This sign hangs from the ceiling of our favorite local pizza buffet. It’s a barely humorous ad, and I didn’t consider it bad in any way. But then, I’m not Italian. I could see an argument for Italians taking offense at “rustic” being considered particularly Italian.*

This is a national restaurant chain, and presumably a national ad campaign. But have you heard any news about any Italians or Italian-Americans or any Tonys being upset over this portrayal of them as rustic? Or that Tony is a stereotypical Italian name?

The concept got me thinking about how something like this is okay for one group, but probably wouldn’t be okay for another group.

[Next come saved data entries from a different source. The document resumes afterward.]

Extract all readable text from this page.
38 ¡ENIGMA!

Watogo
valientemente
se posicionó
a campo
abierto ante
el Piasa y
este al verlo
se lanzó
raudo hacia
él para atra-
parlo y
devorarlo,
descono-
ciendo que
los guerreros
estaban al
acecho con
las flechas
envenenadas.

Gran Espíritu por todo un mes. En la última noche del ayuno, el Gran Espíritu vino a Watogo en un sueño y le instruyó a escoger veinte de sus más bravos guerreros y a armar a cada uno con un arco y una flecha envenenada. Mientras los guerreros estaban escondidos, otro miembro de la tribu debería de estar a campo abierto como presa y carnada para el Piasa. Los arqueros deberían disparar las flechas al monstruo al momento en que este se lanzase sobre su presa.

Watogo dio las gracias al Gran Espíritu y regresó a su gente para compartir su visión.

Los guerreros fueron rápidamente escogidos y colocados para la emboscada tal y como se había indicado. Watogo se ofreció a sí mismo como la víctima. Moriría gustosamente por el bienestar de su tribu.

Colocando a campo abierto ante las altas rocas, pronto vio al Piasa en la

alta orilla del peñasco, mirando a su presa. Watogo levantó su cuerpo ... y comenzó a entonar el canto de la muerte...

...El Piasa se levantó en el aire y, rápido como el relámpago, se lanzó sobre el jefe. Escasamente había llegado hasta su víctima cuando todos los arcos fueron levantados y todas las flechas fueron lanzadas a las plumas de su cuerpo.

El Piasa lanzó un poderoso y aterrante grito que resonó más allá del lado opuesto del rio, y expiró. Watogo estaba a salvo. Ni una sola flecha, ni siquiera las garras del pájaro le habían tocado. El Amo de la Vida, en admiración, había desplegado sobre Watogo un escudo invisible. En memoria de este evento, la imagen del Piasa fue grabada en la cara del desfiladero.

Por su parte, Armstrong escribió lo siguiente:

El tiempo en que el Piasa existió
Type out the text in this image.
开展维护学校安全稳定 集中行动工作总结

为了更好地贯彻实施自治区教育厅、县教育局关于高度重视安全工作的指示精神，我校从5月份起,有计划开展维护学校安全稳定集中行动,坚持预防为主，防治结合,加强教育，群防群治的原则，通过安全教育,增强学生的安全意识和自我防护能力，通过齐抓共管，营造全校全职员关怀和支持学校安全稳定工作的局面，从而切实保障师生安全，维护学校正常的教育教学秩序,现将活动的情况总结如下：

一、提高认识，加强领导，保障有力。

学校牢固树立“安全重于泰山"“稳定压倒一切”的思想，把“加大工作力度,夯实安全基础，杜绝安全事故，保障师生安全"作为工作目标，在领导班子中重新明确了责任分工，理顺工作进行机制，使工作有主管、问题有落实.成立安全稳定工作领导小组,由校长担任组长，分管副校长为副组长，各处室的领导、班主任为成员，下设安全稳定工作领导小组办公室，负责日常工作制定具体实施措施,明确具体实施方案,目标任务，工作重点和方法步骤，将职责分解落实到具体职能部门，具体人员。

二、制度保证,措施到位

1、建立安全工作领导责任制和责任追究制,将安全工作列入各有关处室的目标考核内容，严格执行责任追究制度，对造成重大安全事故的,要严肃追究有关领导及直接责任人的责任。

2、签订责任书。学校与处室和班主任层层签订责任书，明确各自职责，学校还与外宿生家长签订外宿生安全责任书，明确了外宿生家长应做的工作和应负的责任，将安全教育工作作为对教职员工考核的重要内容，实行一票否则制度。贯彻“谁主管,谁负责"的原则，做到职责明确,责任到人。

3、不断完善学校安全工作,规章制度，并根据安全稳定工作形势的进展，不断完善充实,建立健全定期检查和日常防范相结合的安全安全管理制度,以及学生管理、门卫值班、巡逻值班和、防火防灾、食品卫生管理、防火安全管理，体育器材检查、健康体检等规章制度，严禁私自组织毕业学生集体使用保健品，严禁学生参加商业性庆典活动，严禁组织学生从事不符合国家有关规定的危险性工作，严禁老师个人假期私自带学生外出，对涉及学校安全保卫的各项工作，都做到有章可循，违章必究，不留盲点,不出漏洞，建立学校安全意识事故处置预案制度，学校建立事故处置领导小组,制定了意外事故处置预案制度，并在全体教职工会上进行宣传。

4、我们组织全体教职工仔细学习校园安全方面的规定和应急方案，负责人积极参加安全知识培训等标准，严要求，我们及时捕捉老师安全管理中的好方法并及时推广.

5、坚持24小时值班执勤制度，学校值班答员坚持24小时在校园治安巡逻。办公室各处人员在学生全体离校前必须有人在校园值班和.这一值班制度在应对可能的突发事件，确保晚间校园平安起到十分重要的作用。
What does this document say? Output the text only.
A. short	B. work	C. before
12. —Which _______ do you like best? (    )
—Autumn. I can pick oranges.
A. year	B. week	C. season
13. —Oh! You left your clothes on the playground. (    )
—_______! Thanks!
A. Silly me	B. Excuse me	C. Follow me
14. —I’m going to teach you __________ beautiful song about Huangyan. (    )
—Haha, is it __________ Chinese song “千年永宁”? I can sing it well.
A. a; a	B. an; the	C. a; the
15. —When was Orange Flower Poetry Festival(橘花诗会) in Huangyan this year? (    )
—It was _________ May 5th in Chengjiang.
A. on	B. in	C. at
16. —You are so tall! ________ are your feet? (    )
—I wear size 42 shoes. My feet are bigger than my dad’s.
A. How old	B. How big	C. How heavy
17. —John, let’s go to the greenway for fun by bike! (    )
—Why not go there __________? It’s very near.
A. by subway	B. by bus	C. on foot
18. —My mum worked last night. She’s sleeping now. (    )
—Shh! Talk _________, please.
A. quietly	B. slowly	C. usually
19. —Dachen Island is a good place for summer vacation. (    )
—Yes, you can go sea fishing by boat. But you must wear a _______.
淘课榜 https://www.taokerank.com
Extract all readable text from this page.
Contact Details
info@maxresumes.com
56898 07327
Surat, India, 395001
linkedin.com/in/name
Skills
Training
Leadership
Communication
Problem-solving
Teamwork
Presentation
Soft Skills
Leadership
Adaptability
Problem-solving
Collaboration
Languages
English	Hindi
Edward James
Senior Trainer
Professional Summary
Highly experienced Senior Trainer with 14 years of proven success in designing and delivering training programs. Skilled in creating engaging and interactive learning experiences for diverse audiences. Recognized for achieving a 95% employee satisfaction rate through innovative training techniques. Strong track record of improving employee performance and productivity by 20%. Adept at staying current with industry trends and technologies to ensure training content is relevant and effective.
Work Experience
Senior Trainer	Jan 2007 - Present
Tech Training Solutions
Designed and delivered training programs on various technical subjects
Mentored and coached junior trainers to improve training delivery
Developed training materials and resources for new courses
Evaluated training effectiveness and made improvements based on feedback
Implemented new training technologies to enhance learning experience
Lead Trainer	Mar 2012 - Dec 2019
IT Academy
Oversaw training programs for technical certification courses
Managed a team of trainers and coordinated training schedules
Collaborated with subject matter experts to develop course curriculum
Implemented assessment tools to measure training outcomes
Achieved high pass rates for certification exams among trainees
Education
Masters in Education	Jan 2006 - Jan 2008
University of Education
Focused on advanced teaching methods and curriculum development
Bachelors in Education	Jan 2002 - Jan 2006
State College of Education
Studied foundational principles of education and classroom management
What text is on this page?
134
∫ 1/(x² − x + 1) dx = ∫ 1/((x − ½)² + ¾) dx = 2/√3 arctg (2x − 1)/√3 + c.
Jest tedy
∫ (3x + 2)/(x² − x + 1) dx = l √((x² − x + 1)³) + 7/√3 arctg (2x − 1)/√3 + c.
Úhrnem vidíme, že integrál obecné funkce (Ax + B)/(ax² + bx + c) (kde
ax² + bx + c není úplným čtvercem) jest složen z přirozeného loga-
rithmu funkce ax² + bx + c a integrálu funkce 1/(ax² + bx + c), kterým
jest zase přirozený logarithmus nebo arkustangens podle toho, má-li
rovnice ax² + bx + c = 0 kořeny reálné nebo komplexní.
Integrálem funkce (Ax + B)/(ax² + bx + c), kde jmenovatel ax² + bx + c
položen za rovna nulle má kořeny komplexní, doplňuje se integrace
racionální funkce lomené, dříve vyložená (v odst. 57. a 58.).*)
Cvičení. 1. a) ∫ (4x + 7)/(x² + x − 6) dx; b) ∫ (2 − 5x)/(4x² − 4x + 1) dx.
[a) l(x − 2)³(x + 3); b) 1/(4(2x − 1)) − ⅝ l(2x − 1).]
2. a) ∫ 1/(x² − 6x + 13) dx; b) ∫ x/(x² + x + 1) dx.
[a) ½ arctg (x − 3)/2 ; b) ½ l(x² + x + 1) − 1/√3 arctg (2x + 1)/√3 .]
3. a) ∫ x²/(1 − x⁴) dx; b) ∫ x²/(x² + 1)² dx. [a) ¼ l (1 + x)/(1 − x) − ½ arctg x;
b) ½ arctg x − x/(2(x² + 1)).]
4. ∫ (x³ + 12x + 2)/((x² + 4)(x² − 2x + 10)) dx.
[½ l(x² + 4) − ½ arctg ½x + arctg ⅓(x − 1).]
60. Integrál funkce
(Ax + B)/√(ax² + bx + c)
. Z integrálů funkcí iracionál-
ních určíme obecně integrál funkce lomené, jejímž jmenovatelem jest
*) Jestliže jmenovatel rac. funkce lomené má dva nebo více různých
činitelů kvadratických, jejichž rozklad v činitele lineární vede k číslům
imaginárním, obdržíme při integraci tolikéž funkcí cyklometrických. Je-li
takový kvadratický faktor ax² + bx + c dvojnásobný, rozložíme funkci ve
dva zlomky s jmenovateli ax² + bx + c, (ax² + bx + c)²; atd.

Say the restaurant had a new squid pizza:

Any more Japanese and we would’ve named it Akira

A curry style:

Any more Indian and we would’ve named it Guru

An “urban” style (vice “rustic”):

Any more Urban and we would’ve named it Lebron

A Mexican style:

Any more Mexican and we would’ve named it Jose

A koshur style:

Any more Jewish and we would’ve named it Hiram

Would such signs be acceptable? I would bet such signs would stir up controversy and anger. There might be opinion articles decrying the insensitivity, protests against some ‘ism, calls to boycott until the company “made things right.”

So, is it that Italians are undersensitive? Or is everyone else oversensitive?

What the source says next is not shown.